I’m not an avid birdwatcher, probably because I couldn’t pick an avid bird out of a lineup.  Where I grew up, we had pigeons and that’s about it.  Many an idle minute was spent in my youth taunting them with any inedible object I could find.  I’d toss it near a herd of them (or bevy or coven or whatever) and then watch them compete for who could be first to find out that it tastes like a cigarette butt (later I would find out that this works great with seagulls, too.)  Also, you could run toward a pride of pigeons (or warren or whatever) and see how many would just run and how many would actually fly (six is the answer).  I never figured out what their purpose was, although I suspect they filled a critical need for pigeon poop.

I’ve lived in the country now for over 27 years and have seen hundreds of different species in that time.  Okay, maybe it’s only ten or twenty, but it’s a lot more than one.  I bought feeders and a birdbath, I bought “The North American Field Guide to Birds” and  out of the thousands of different species I’ve seen, I can easily now recognize at least six or eight of them.  As I write this, I’m thinking that book wasn’t a very good investment.  My birds almost never look exactly like the picture.  Sometimes you have to narrow it down within a broader class like brown ones, then use size and the fact that they’re only found in Arizona to whittle it down.  I settle for close enough.

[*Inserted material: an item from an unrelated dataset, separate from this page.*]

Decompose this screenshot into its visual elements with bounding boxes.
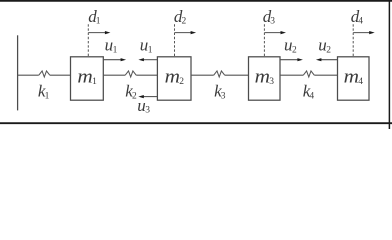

So we have grackles, crows, blue jays, finches (gold and not), cardinals, mourning doves, pileated woodpeckers (absolute positive id on these), “Woody”-type woodpeckers, robins, wrens, hummingbirds and those little bastards that won’t stand still long enough to get a good look at them.  I don’t see well enough to pick up the features that would confirm a species, like bands on the legs, spots on the underside or a third wing.  So I get close with the book’s help, but then I realize that mine has a yellow beak and the book shows a black one, or mine is about 5 inches long and the book says 36.  Close enough, I tell myself.  Maybe it’s a female, I tell myself.  I can talk myself into just about anything.

I’m just now realizing that I haven’t gotten to the point of all of this, but please know that most of what of I’ve already told you is totally irrelevant to the central theme, which by now the sleuths among you have probably figured out.  I just saw a bird up fairly close that I’ve never seen before! 

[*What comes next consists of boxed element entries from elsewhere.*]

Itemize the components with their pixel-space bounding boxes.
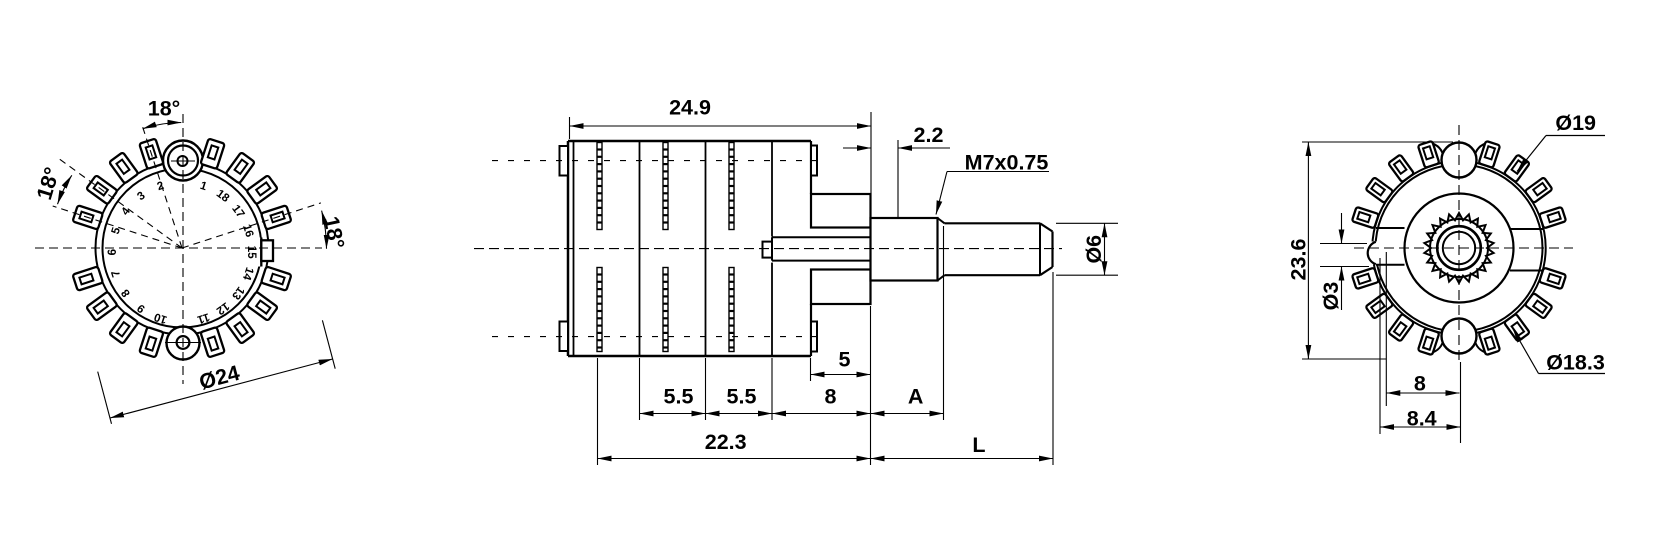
svg-text:5: 5 xyxy=(839,348,851,372)
svg-text:18: 18 xyxy=(214,188,232,206)
side view: wafer divider 1 xyxy=(639,141,641,356)
dimension 5 xyxy=(811,348,871,382)
svg-text:17: 17 xyxy=(229,203,246,220)
front/rear lug L306 xyxy=(226,312,255,343)
rear view: knurled gear ring xyxy=(1424,213,1493,283)
dimension 8 rear xyxy=(1386,252,1459,406)
front/rear lug L216 xyxy=(86,292,117,321)
dimension D3 xyxy=(1319,213,1369,310)
side view: mounting flange bottom xyxy=(811,270,871,305)
side view: inner left wall line xyxy=(573,141,575,356)
rear view: rotor circle xyxy=(1405,194,1514,303)
dimension L xyxy=(871,433,1054,459)
extension lines below body xyxy=(598,226,1054,465)
front/rear lug R342 xyxy=(1539,268,1566,290)
front/rear lug L18 xyxy=(261,205,291,229)
front view: vertical centerline xyxy=(182,114,184,384)
side view: inner shaft xyxy=(763,237,871,260)
dimension 8 xyxy=(772,385,871,414)
side view: body outline xyxy=(568,141,811,356)
dimension 23.6 xyxy=(1287,142,1454,359)
svg-text:18°: 18° xyxy=(148,97,181,121)
side view: left tab top xyxy=(560,146,569,176)
side view: terminal bar column x=665.5 top xyxy=(663,143,668,230)
front/rear lug L162 xyxy=(73,205,103,229)
side view: terminal bar column x=731.5 bottom xyxy=(729,268,734,352)
svg-text:24.9: 24.9 xyxy=(669,96,711,120)
svg-text:1: 1 xyxy=(198,180,208,194)
front/rear lug L234 xyxy=(109,312,138,343)
front/rear lug R324 xyxy=(1525,293,1553,319)
side view: terminal bar column x=665.5 bottom xyxy=(663,268,668,352)
front/rear lug R108 xyxy=(1418,141,1440,168)
front/rear lug R72 xyxy=(1479,141,1501,168)
front/rear lug R234 xyxy=(1388,314,1414,342)
rear view: ear fillet arcs xyxy=(1433,144,1486,353)
front/rear lug L126 xyxy=(109,152,138,183)
rear view: outer rim circle D19 xyxy=(1372,161,1545,334)
svg-text:8.4: 8.4 xyxy=(1407,406,1437,430)
svg-text:5.5: 5.5 xyxy=(664,385,694,409)
side view: wafer divider 3 (split by shaft) xyxy=(771,141,773,356)
rear view: index notch D3 xyxy=(1364,242,1379,265)
dimension D6 xyxy=(1056,223,1118,275)
side view: right tab bottom xyxy=(811,322,817,352)
front view: index flat and lug 15 xyxy=(250,238,273,267)
front/rear lug L144 xyxy=(86,175,117,204)
side view: lower centerline xyxy=(492,336,824,338)
side view: right tab top xyxy=(811,146,817,176)
svg-text:Ø3: Ø3 xyxy=(1319,282,1343,311)
front/rear lug L72 xyxy=(200,139,224,169)
side view: threaded bushing M7 xyxy=(871,218,945,281)
svg-text:2: 2 xyxy=(156,180,166,193)
front/rear lug R18 xyxy=(1539,207,1566,229)
front/rear lug L324 xyxy=(246,292,277,321)
front/rear lug L252 xyxy=(139,327,163,357)
front view: outer rim circle xyxy=(96,162,269,335)
label D19 with leader xyxy=(1517,111,1605,172)
svg-text:A: A xyxy=(908,385,924,409)
side view: shaft D6 xyxy=(945,223,1053,275)
rear view: top mounting ear xyxy=(1442,143,1477,178)
dimension 22.3 xyxy=(598,430,871,459)
dimension 18deg right arc xyxy=(319,211,349,251)
svg-text:14: 14 xyxy=(240,266,256,282)
front/rear lug L342 xyxy=(261,266,291,290)
side view: main centerline xyxy=(474,248,1062,250)
dimension 8.4 rear xyxy=(1380,258,1461,443)
svg-text:9: 9 xyxy=(135,301,147,314)
rear view: horizontal centerline xyxy=(1354,247,1573,249)
side view: terminal bar column x=599.5 top xyxy=(597,143,602,230)
svg-text:23.6: 23.6 xyxy=(1287,239,1311,281)
svg-text:Ø19: Ø19 xyxy=(1555,111,1596,135)
dimension 5.5 first xyxy=(640,385,706,414)
side view: wafer divider 2 xyxy=(705,141,707,356)
front/rear lug R126 xyxy=(1388,154,1414,182)
front/rear lug R198 xyxy=(1352,268,1379,290)
front/rear lug R144 xyxy=(1365,177,1393,203)
svg-text:Ø18.3: Ø18.3 xyxy=(1546,351,1605,375)
svg-text:18°: 18° xyxy=(319,214,349,251)
svg-text:11: 11 xyxy=(195,310,211,325)
dimension A xyxy=(871,385,944,414)
rear view: channel at 180deg xyxy=(1376,228,1405,265)
rear view: shaft bore outer xyxy=(1437,226,1481,270)
svg-text:3: 3 xyxy=(135,190,147,203)
rear view: inner rim circle D18.3 xyxy=(1376,165,1543,332)
front view: horizontal centerline xyxy=(35,247,322,249)
side view: upper centerline xyxy=(492,160,824,162)
rear view: bottom mounting ear xyxy=(1442,319,1477,354)
front view: radial centerline 18deg xyxy=(182,203,321,248)
front view: radial centerline 162deg xyxy=(53,206,182,248)
svg-text:Ø24: Ø24 xyxy=(197,361,242,395)
front/rear lug R216 xyxy=(1365,293,1393,319)
front view: top mounting ear xyxy=(163,141,203,181)
rear view: shaft bore inner xyxy=(1443,232,1475,264)
front/rear lug R306 xyxy=(1504,314,1530,342)
svg-text:22.3: 22.3 xyxy=(705,430,747,454)
svg-text:8: 8 xyxy=(825,385,837,409)
front view: radial centerline 144deg xyxy=(59,159,182,248)
svg-text:7: 7 xyxy=(110,269,123,279)
front/rear lug R288 xyxy=(1479,328,1501,355)
svg-text:6: 6 xyxy=(107,249,119,255)
front/rear lug L36 xyxy=(246,175,277,204)
side view: left tab bottom xyxy=(560,322,569,352)
svg-text:8: 8 xyxy=(1414,372,1426,396)
dimension 18deg top arc xyxy=(143,97,182,129)
svg-text:Ø6: Ø6 xyxy=(1082,235,1106,264)
dimension D24 diagonal xyxy=(98,320,336,424)
label M7x0.75 with leader xyxy=(936,151,1049,215)
dimension 24.9 xyxy=(570,96,872,194)
svg-text:5: 5 xyxy=(110,225,124,235)
dimension 18deg left arc xyxy=(32,164,72,204)
front/rear lug R162 xyxy=(1352,207,1379,229)
front/rear lug L108 xyxy=(139,139,163,169)
front/rear lug L54 xyxy=(226,152,255,183)
rear view: vertical centerline xyxy=(1458,125,1460,362)
side view: terminal bar column x=731.5 top xyxy=(729,143,734,230)
side view: terminal bar column x=599.5 bottom xyxy=(597,268,602,352)
svg-text:M7x0.75: M7x0.75 xyxy=(965,151,1049,175)
dimension 5.5 second xyxy=(706,385,773,414)
svg-text:8: 8 xyxy=(119,286,133,299)
front/rear lug R36 xyxy=(1525,177,1553,203)
front/rear lug L198 xyxy=(73,266,103,290)
dimension 2.2 xyxy=(843,123,950,218)
front view: inner rim circle xyxy=(103,169,262,328)
side view: mounting flange top xyxy=(811,194,871,228)
front view: position numbers 1-18 xyxy=(107,180,257,326)
front view: radial centerline 108deg xyxy=(142,125,182,248)
front/rear lug L288 xyxy=(200,327,224,357)
svg-text:5.5: 5.5 xyxy=(727,385,757,409)
front view: bottom mounting ear xyxy=(165,327,201,360)
svg-text:L: L xyxy=(972,433,985,457)
rear view: channel at 0deg xyxy=(1510,229,1543,271)
svg-text:12: 12 xyxy=(214,299,231,316)
front/rear lug R252 xyxy=(1418,328,1440,355)
svg-text:18°: 18° xyxy=(32,164,64,202)
svg-text:10: 10 xyxy=(153,310,169,325)
label D18.3 with leader xyxy=(1513,329,1605,375)
svg-text:2.2: 2.2 xyxy=(914,123,944,147)
front/rear lug R54 xyxy=(1504,154,1530,182)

But before I get to the point, which I didn’t really do in the last paragraph, I must digress a little.  In my earlier list I intentionally failed to mention turkeys and vultures (the turkey kind of vulture as well as the dead body kind of vulture) because these birds show up on my deck or in the backyard trees exactly never and almost never, respectively.  So why bring them up now, you ask?  Because I see them all the time as I move about my town and the surrounding area.  Quite often while driving, I’ll spot a large bird soaring high above, and again owing to my remarkable vision, I don’t know if they’re vultures or falcons or hawks.  Which gets me finally back to the point.

I was sitting in my kitchen enjoying a cup of freshly brewed coffee from our brand new Keurig Vue coffee maker, which we bought to replace a regular Keurig coffee maker.  We bought the Vue version for several very sound reasons.  The Vue cups are recyclable – you just peel back the foil and the little pod comes with it sometimes.  Sometimes the pod breaks and wet coffee grinds go all over the floor, which I have to clean up right away because my wife just vacuumed.  Also the Vue cups don’t come in as many varieties as regular K-cups, but they cost a lot more.  I think it’s cool.  It takes up more counter space than the old one, and it’s a lot noisier.  These two factors alone will enable our guests to very quickly see just how cool we are.  I digress again.

Okay, so I’m sitting there and this massive bird lands on a large branch of a tree right there in my back yard.  It has to be close to two feet tall, has a golden breast and black, brown and white wings.  It doesn’t have a large beak and the beak is yellowish, but it kind of looks like a hawk to me (what do I know?)  So Google it is.  I go to Images and type “hawk”.  I’ve found that you don’t need to capitalize, but you do need the correct spelling, since a one-letter mistake will get you tons of pictures that will get you arrested should you save any of them.  This is true regardless of what you’re searching for.  The best thing you can do is to Google “dictionary” first and check the spelling (print this and save it, since I already verified the correct spelling of “dictionary”).  But I digress.

Among the images is one picture that is very, very close.  It’s a “Red Shouldered Hawk” common to the Northeast, the right size and coloring (except for the beak) and since it didn’t make any noise in the almost 6 minutes it hung around, I couldn’t verify that is made a “kee-aah” noise (all of this identifying information came from the page that came up when I clicked on the picture.  Strangely, when I clicked on a sound clip of this hawk’s call, it didn’t sound much like “kee-aah” at all, it was more like a bird noise.)  I just needed to clear up the beak color thing.  Scrolling through about a thousand more pictures, I finally found another picture and this one had a yellowish beak.  Ta-Da!  By the way, I couldn't find the book without actually getting up.

I just saw a Red Shouldered Hawk.  I am cool.